Nach der Vorführung bittet Marianne Menze, Chefin der Essener Filmkunsttheater und auf der Berlinale 2018 mit dem Ehrenpreis der Filmverleiher ausgezeichnet, die Gäste auf die Bühne. Kraume erklärt, dass er die Erwachsenen bewusst mit SchauspielerInnen besetzt habe, die selbst im Osten sozialisiert wurden. Jede/r von ihnen konnte so eigene Erinnerungen in die jeweilige Rolle einbringen. Auf die Frage, was er an der Vorlage für das Drehbuch verändert habe, antwortet Kraume: „Wahre Ereignisse zu verfilmen bedeutet immer ein Dilemma“. Historisch akkurat solle es sein, aber trotzdem einen dramatisch dichten Film ergeben. Er ergänzt: „Ich wollte nicht, dass die Zuschauer aus dem Kino kommen und sagen: ‚Mag ja alles so gewesen sein, aber es war fruchtbar langweilig‘“.
Gelangweilt hat sich an diesem Abend gemessen am Applaus niemand. Wie sieht es mit der historischen Genauigkeit aus? Derjenige, der das am besten beurteilen kann, scheint zufrieden. Dietrich Garstka, Jahrgang 1939, wirkt neben den jungen SchauspielerInnen, Produzentin Miriam Düssel und Kraume rein äußerlich fast zerbrechlich. Sein Optimismus und Kampfgeist sind seit den Vorfällen 1956 in der DDR, die auch ihn zur Flucht zwangen, ungebrochen. Nach dem Studium im Westen arbeitete er jahrelang als Lehrer und bewahrte sich einen unerschütterlichen Glauben an die Jugend. „Die Jugend von heute ist nicht anders als die Jugend damals“, sagt er bestimmt. Junge Menschen hätten noch immer einen Hunger nach Abenteuer, nach Freiheit, daran habe sich nichts geändert. „So ist Jugend! Das wollten wir mit diesem Film zeigen, am Beispiel einer Jugend in der Diktatur“, bekräftigt Garstka, Lars Kraume nickt.

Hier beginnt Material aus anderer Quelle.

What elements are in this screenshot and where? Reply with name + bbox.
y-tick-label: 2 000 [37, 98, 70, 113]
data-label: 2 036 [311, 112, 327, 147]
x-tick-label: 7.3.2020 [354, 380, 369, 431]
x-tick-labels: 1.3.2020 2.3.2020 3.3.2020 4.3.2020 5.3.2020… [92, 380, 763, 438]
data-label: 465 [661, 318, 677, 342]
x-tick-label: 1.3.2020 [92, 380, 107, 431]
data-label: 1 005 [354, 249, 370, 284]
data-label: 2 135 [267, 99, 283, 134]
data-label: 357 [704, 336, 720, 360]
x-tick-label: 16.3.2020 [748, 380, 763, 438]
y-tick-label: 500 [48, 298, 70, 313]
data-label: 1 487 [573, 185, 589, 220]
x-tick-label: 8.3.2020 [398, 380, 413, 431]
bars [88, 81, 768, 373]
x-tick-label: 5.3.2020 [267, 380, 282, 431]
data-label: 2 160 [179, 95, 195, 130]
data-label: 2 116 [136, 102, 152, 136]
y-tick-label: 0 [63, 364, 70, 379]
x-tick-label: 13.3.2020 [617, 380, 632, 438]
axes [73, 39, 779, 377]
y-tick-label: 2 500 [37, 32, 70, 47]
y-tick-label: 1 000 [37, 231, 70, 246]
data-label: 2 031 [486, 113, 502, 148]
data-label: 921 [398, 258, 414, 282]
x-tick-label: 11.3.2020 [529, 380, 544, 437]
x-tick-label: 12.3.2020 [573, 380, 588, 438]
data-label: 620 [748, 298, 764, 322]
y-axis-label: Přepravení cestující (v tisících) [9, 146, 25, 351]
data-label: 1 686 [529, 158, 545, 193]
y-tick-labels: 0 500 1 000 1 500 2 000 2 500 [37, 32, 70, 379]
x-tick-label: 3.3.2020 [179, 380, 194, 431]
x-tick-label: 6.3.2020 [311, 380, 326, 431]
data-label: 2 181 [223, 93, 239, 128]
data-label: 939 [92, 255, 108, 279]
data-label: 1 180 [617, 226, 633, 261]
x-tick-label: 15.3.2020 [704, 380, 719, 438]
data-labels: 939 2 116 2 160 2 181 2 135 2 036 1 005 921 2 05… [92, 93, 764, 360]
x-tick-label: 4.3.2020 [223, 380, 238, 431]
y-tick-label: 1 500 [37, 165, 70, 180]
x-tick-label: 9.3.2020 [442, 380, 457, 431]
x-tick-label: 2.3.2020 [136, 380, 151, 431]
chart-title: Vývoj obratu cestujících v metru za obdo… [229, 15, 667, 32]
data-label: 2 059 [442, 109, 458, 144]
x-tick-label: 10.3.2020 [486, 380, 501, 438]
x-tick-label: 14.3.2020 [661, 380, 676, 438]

Der Schlusssatz gehört dann im Geiste des Films einem der jungen Menschen auf der Bühne. Leonard Scheicher spielt in Kraumes Film nach „Es war einmal Indianerland“ erst seine zweite Hauptrolle. Als er geboren wurde, gab es die DDR nicht mehr, Ost und West waren wiedervereinigt, die Mauer nur ein Relikt der Geschichte. Wie seine Figur Theo sei auch er zuvor eher unpolitisch gewesen, wie er unumwunden zugibt. „Der Film soll dazu ermutigen, sich politisch zu bilden, sich zu informieren und Widerstand gegen Ungerechtigkeit zu leisten“, sagt Scheicher nachdrücklich. Ein wichtiger Appell, der nicht nur für die Jugend gilt, sondern auch bei Erwachsenen nicht ungehört verklingen sollte.